Q2. Why did you decide to research and write this book about the military chaplaincy?
I’ve long been interested in the relationship between religion and the state, and I wanted to examine a space of extended interaction, rather than brief flashpoints of conflict. Similarly, I’m fascinated by the intersection of pragmatism and ideology in state administration and wanted to think about politics outside of elections and legislatures. Early on, I briefly considered a comparative study of chaplains in different spaces – the military, prisons, hospitals, and universities. However, I quickly realized that the military is such a rich and complex institution to explore (complete with incredible archival records) that it was better to focus. Moreover, it’s a space in which federal oversight of religion has been constant. Despite occasional efforts to civilianize the chaplaincy, the government continues to commission and pay clergy to serve as chaplains rather than contract out religious services.
Q3. How does your book fit in to other recent scholarship on religion and politics, religion and foreign relations, and religion and twentieth-century U.S. history?
There’s been a wonderful outpouring of scholarship on religion of late, and Enlisting Faith enters a number of these discussions in a number of ways. A lot of scholarship in religion and politics tends toward either religion and conservatism or religion and liberalism. Enlisting Faith braids these strands together by looking at a space where values collide and what counts as “conservative” and what counts as “liberal” is sometimes less obvious. It’s also part of the rich conversations—among scholars and in the public sphere—about religious freedom and religious liberty in the United States. Whereas Tisa Wenger’s new book, Religious Freedom: The Contested History of an American Ideal, unravels ideas and rhetoric, Enlisting Faith takes a social history approach and examines the practice(s) of religious freedom, tracking successes and failures on the ground over the twentieth century.
In terms of religion and foreign policy, my book makes two central contributions. First, it decenters the Cold War as the singular moment in which the American state discovers religion as an instrument of foreign policy.

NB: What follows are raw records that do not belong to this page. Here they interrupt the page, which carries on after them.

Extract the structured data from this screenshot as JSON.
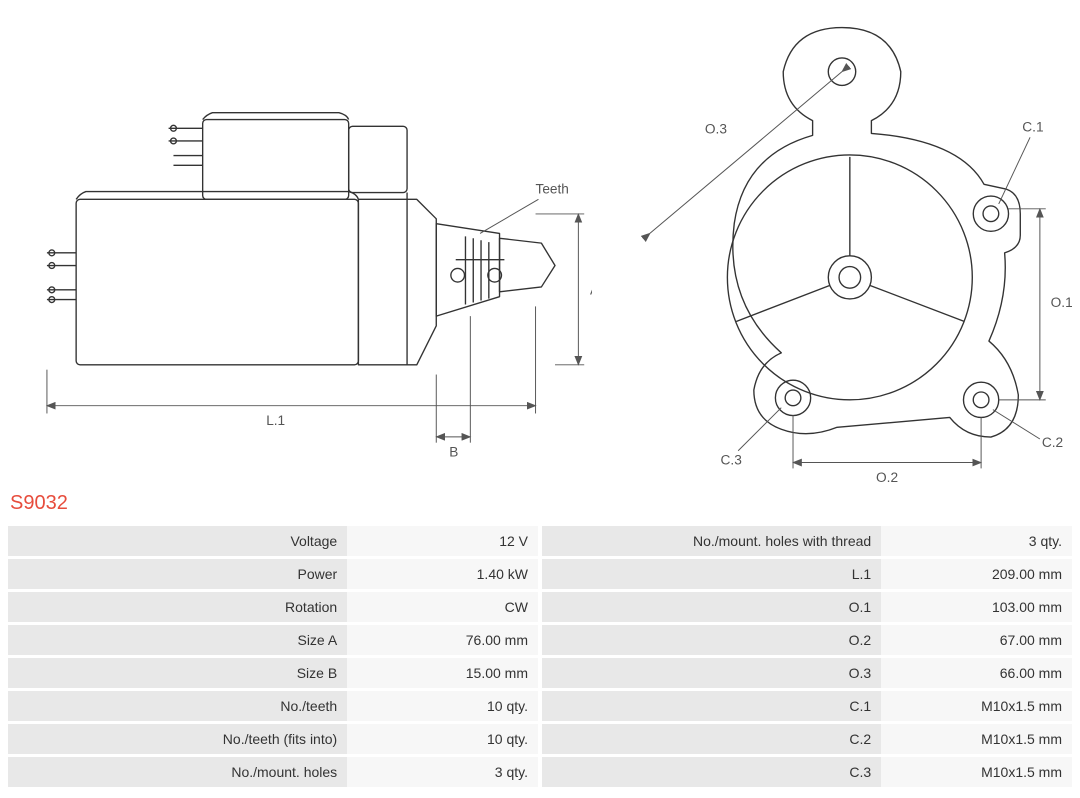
{
  "part_number": "S9032",
  "colors": {
    "stroke": "#333333",
    "dim": "#555555",
    "title": "#e74c3c",
    "row_label_bg": "#e8e8e8",
    "row_value_bg": "#f7f7f7",
    "body_bg": "#ffffff"
  },
  "diagram_labels": {
    "teeth": "Teeth",
    "A": "A",
    "B": "B",
    "L1": "L.1",
    "O1": "O.1",
    "O2": "O.2",
    "O3": "O.3",
    "C1": "C.1",
    "C2": "C.2",
    "C3": "C.3"
  },
  "specs_left": [
    {
      "label": "Voltage",
      "value": "12 V"
    },
    {
      "label": "Power",
      "value": "1.40 kW"
    },
    {
      "label": "Rotation",
      "value": "CW"
    },
    {
      "label": "Size A",
      "value": "76.00 mm"
    },
    {
      "label": "Size B",
      "value": "15.00 mm"
    },
    {
      "label": "No./teeth",
      "value": "10 qty."
    },
    {
      "label": "No./teeth (fits into)",
      "value": "10 qty."
    },
    {
      "label": "No./mount. holes",
      "value": "3 qty."
    }
  ],
  "specs_right": [
    {
      "label": "No./mount. holes with thread",
      "value": "3 qty."
    },
    {
      "label": "L.1",
      "value": "209.00 mm"
    },
    {
      "label": "O.1",
      "value": "103.00 mm"
    },
    {
      "label": "O.2",
      "value": "67.00 mm"
    },
    {
      "label": "O.3",
      "value": "66.00 mm"
    },
    {
      "label": "C.1",
      "value": "M10x1.5 mm"
    },
    {
      "label": "C.2",
      "value": "M10x1.5 mm"
    },
    {
      "label": "C.3",
      "value": "M10x1.5 mm"
    }
  ]
}
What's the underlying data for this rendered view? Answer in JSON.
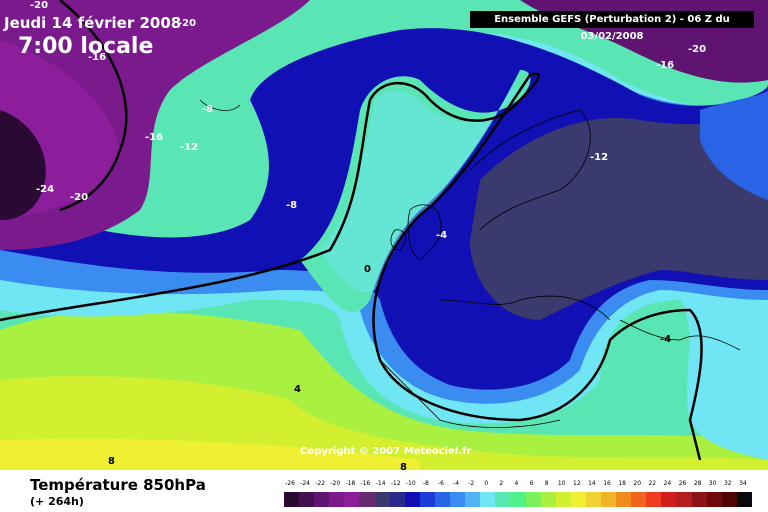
{
  "header": {
    "date": "Jeudi 14 février 2008",
    "hour": "7:00 locale",
    "run": "Ensemble GEFS (Perturbation 2)  -  06 Z du 03/02/2008"
  },
  "copyright": "Copyright © 2007 Meteociel.fr",
  "footer": {
    "parameter": "Température 850hPa",
    "lead_time": "(+ 264h)"
  },
  "map_labels": [
    {
      "text": "-20"
    },
    {
      "text": "-20"
    },
    {
      "text": "-16"
    },
    {
      "text": "-20"
    },
    {
      "text": "-16"
    },
    {
      "text": "-8"
    },
    {
      "text": "-16"
    },
    {
      "text": "-12"
    },
    {
      "text": "-24"
    },
    {
      "text": "-20"
    },
    {
      "text": "-8"
    },
    {
      "text": "-12"
    },
    {
      "text": "-4"
    },
    {
      "text": "0"
    },
    {
      "text": "-4"
    },
    {
      "text": "4"
    },
    {
      "text": "8"
    },
    {
      "text": "8"
    }
  ],
  "scale": {
    "labels": [
      "-26",
      "-24",
      "-22",
      "-20",
      "-18",
      "-16",
      "-14",
      "-12",
      "-10",
      "-8",
      "-6",
      "-4",
      "-2",
      "0",
      "2",
      "4",
      "6",
      "8",
      "10",
      "12",
      "14",
      "16",
      "18",
      "20",
      "22",
      "24",
      "26",
      "28",
      "30",
      "32",
      "34"
    ],
    "colors": [
      "#2a0a33",
      "#44104f",
      "#5e1470",
      "#7a1a8c",
      "#8c1e9c",
      "#6a2a6e",
      "#3a3a6e",
      "#2a2a8a",
      "#1010b4",
      "#1e3cd8",
      "#2a64e6",
      "#3a8cf0",
      "#50b4f4",
      "#70e6f4",
      "#5ae6b4",
      "#50f08a",
      "#7cf05a",
      "#aaf040",
      "#d2f030",
      "#f0f032",
      "#f0d232",
      "#f0b428",
      "#f08c1e",
      "#f0641e",
      "#f03c1e",
      "#d21e1e",
      "#b41e1e",
      "#8c1414",
      "#6e0a0a",
      "#500505",
      "#0a0a0a"
    ]
  }
}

Like Anna Su’s Exporting Religious Freedom, it argues for a broader twentieth-century history of the engagement between American religion and global politics. Second, it documents how chaplains engage in soft diplomacy. In the aftermath of World War II, chaplains shift from working exclusively with American troops to serving Americans and participating in relief work and relationship-building abroad. In postwar Europe and Asia, chaplains acted as brokers, ethnographers, and translators between the military and foreign populations. These roles blended missionary work and State Department outreach efforts in pursuit of military objectives, so they’re conduits between military and civilian, public and private spheres.

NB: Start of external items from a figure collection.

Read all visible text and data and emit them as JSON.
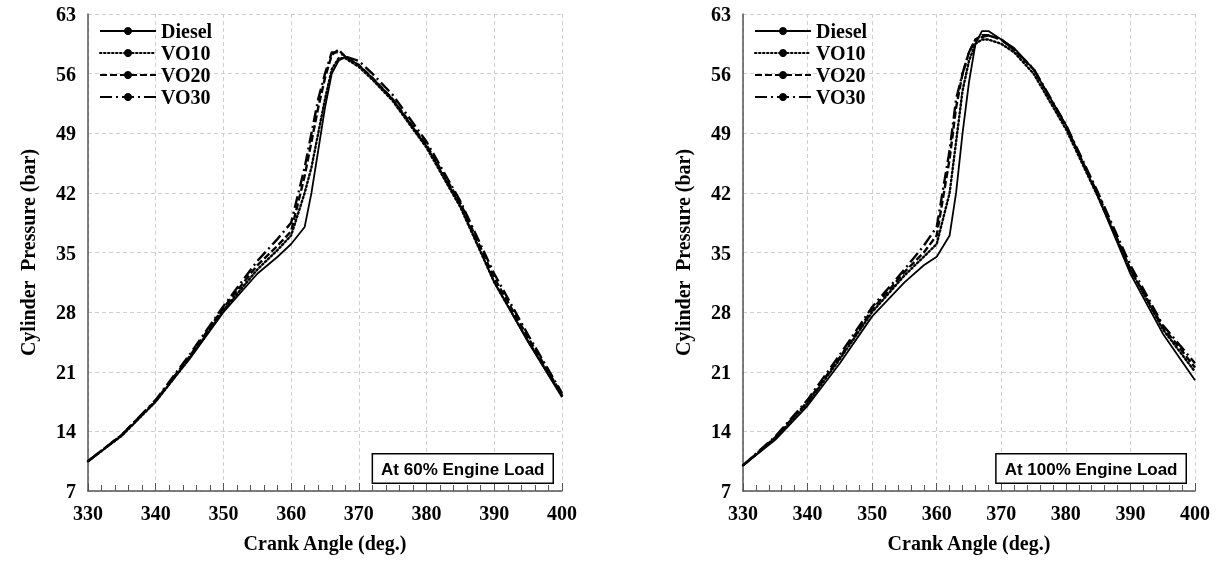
{
  "chart_data": [
    {
      "type": "line",
      "xlabel": "Crank Angle (deg.)",
      "ylabel": "Cylinder  Pressure (bar)",
      "annotations": [
        "At 60% Engine Load"
      ],
      "xlim": [
        330,
        400
      ],
      "xticks": [
        330,
        340,
        350,
        360,
        370,
        380,
        390,
        400
      ],
      "ylim": [
        7,
        63
      ],
      "yticks": [
        7,
        14,
        21,
        28,
        35,
        42,
        49,
        56,
        63
      ],
      "grid": true,
      "legend": "top left",
      "marker": "none",
      "x": [
        330,
        335,
        340,
        345,
        350,
        355,
        358,
        360,
        362,
        363,
        364,
        365,
        366,
        367,
        368,
        370,
        372,
        375,
        380,
        385,
        390,
        395,
        400
      ],
      "series": [
        {
          "name": "Diesel",
          "color": "#000000",
          "line_style": "solid",
          "values": [
            10.5,
            13.5,
            17.5,
            22.5,
            28,
            32.5,
            34.5,
            36,
            38,
            42,
            47,
            52,
            56,
            57.5,
            58,
            57,
            55.5,
            53,
            47.5,
            40.5,
            31.5,
            24.5,
            18
          ]
        },
        {
          "name": "VO10",
          "color": "#000000",
          "line_style": "dotted",
          "values": [
            10.5,
            13.5,
            17.5,
            22.6,
            28.2,
            33,
            35.3,
            37,
            42,
            45,
            49,
            53,
            56.5,
            57.8,
            57.8,
            56.8,
            55.3,
            52.8,
            47.3,
            40.3,
            31.5,
            24.6,
            18.2
          ]
        },
        {
          "name": "VO20",
          "color": "#000000",
          "line_style": "dashed",
          "values": [
            10.5,
            13.6,
            17.6,
            22.8,
            28.5,
            33.5,
            35.8,
            37.5,
            44,
            48,
            52,
            55.5,
            58.2,
            58.8,
            58,
            57,
            55.5,
            53,
            47.6,
            40.8,
            32,
            25,
            18.3
          ]
        },
        {
          "name": "VO30",
          "color": "#000000",
          "line_style": "dashdot",
          "values": [
            10.5,
            13.6,
            17.7,
            23,
            28.7,
            34,
            36.6,
            38.5,
            45,
            49,
            53,
            56,
            58.5,
            58.5,
            58,
            57.5,
            56,
            53.5,
            48,
            41,
            32.5,
            25.3,
            18.5
          ]
        }
      ]
    },
    {
      "type": "line",
      "xlabel": "Crank Angle (deg.)",
      "ylabel": "Cylinder  Pressure (bar)",
      "annotations": [
        "At 100% Engine Load"
      ],
      "xlim": [
        330,
        400
      ],
      "xticks": [
        330,
        340,
        350,
        360,
        370,
        380,
        390,
        400
      ],
      "ylim": [
        7,
        63
      ],
      "yticks": [
        7,
        14,
        21,
        28,
        35,
        42,
        49,
        56,
        63
      ],
      "grid": true,
      "legend": "top left",
      "marker": "none",
      "x": [
        330,
        335,
        340,
        345,
        350,
        355,
        358,
        360,
        362,
        363,
        364,
        365,
        366,
        367,
        368,
        370,
        372,
        375,
        380,
        385,
        390,
        395,
        400
      ],
      "series": [
        {
          "name": "Diesel",
          "color": "#000000",
          "line_style": "solid",
          "values": [
            10,
            13,
            17,
            22,
            27.5,
            31.5,
            33.5,
            34.5,
            37,
            42,
            49,
            55,
            59.5,
            61,
            61,
            60,
            59,
            56.5,
            50,
            41.5,
            32.5,
            25.5,
            20
          ]
        },
        {
          "name": "VO10",
          "color": "#000000",
          "line_style": "dotted",
          "values": [
            10,
            13.2,
            17.3,
            22.5,
            28,
            32.3,
            34.5,
            36,
            42,
            48,
            54,
            57.5,
            59.5,
            60,
            60,
            59.5,
            58.5,
            56,
            49.5,
            41.5,
            33,
            26,
            21
          ]
        },
        {
          "name": "VO20",
          "color": "#000000",
          "line_style": "dashed",
          "values": [
            10,
            13.3,
            17.5,
            22.7,
            28.3,
            32.7,
            35,
            37,
            46,
            52,
            56,
            58.5,
            60,
            60.5,
            60.5,
            60,
            58.8,
            56.5,
            49.8,
            41.8,
            33,
            26.3,
            21.5
          ]
        },
        {
          "name": "VO30",
          "color": "#000000",
          "line_style": "dashdot",
          "values": [
            10,
            13.4,
            17.7,
            23,
            28.6,
            33,
            35.8,
            38,
            47,
            53,
            56,
            58.5,
            60,
            60.3,
            60.5,
            60,
            58.8,
            56.6,
            50,
            42,
            33.5,
            26.5,
            22
          ]
        }
      ]
    }
  ]
}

Finally, Enlisting Faith makes an argument for taking religion seriously as part of twentieth-century American history and showing how integral religion has been to American politics and social change through a key institution of government and governance. We’ve come a long way since Jon Butler’s “Jack-in-the-Box Faith: The Religion Problem in Modern American History” (2004) and Kevin Schultz and Paul Harvey’s “Everywhere and Nowhere: Recent Trends in American Religious History and Historiography” (2010). Nevertheless, there’s still some foot dragging about the importance of religion outside of narratives about the rise of the right and Islamophobia, especially in histories of the American state.